Plan International Ghana has launched a $9.8 million (CAD) project that will provide support to 120 local, regional and national Women’s Rights Organisations (WROs), Youth-Led Organisations (YLOs), Women Human Rights Defenders (WHRDs) and networks across the country.
The project will aid with capacity development, direct grant funding and collective advocacy activities.
Funded by Global Affairs Canada (GAC), the project which is dubbed, Renewed Women’s Voices and Leadership Ghana (RWVLG), would strengthen the organisational capacity, influence, and sustain women’s rights groups, youth-led networks, organisations of persons living with disabilities, informal collectives and other allied actors working to drive gender equality.
It is a six-year project being implemented by Plan International Ghana in close partnership with Network for Women’s Rights in Ghana (NETRIGHT) and Adolescents Network on Population and Development (AfriYAN) Ghana.
The project outcomes are to increase enjoyment of human rights by women and girls in all their diversity and the advancement of gender equality in Ghana; enhance organisational sustainability of local WROs, YLOs and marginalised groups to deliver their feminist and gender equality mandates and also increase effectiveness of women’s rights platforms, networks and alliances to affect policy, legal and social change.
The project was launched by the Minister of Gender, Children and Social Protection (MOGCSP), Dr Agnes Naa Momo Lartey, on the theme, ““Renewed Voices, Stronger Movements: Powering Ghana’s Gender Equality.”
Phase
The Country Director of Plan International Ghana, Constant Tchona, said the RWVLG project represented the next phase of Canada’s Feminist International Assistance Policy (FIAP) launched in 2017 to promote gender equality and strengthen the rights of women and girls globally.
He said the earlier Women’s Voice and Leadership (WVL) initiative, which was one of FIAP’s flagship programmes, laid a strong foundation of impact and learning, and as such RWVLG would build directly on that legacy.
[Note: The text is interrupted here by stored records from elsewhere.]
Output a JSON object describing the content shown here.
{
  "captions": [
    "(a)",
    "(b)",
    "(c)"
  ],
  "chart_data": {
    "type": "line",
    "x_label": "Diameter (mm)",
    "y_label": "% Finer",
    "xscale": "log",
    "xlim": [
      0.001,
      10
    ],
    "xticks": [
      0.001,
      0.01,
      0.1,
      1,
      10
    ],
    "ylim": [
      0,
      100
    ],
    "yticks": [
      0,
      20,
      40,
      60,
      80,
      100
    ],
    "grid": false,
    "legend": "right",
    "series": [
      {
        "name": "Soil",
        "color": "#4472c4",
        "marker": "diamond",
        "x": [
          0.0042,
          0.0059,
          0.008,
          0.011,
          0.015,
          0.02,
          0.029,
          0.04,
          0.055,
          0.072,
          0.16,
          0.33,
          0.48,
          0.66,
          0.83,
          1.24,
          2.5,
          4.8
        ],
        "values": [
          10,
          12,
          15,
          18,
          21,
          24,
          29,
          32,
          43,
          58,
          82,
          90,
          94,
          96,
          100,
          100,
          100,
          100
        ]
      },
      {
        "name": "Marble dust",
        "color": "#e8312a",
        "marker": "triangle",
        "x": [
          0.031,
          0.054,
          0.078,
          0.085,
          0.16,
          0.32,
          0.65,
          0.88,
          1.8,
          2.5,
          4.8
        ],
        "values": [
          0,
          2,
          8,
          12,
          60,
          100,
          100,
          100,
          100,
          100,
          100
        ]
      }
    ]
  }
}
In this renewed phase, he explained, they were adopting a fully feminist, inclusive and movement-centred approach.
Mr Tchona said RWVLG had been intentionally designed to support these efforts by strengthening leadership, enhancing advocacy capacity, and create safe, inclusive spaces for collective action, adding that importantly, they aimed to nurture the next generation of young feminist leaders who were already redefining the future of gender equality in Ghana.
The Head of Cooperation, Development Programme of the Canadian High Commission in Ghana, Francoise Nduwimana, expressed joy in the achievements so far in empowering women and called for more to be empowered and for an inclusive society so that Ghana would be a place where everybody was equal and enjoyed the same rights
A joint statement read by a representative each of NETRIGHT and AfriYAN reaffirmed their shared commitment to amplify the voices of women, youth and marginalised groups in national development processes; advocate gender-transformative policies and practices that protect rights, expand opportunities and dismantle systemic inequalities as well as ensure sustainability and resilience of youth led and WROs, whose work remained at the forefront of social justice in Ghana.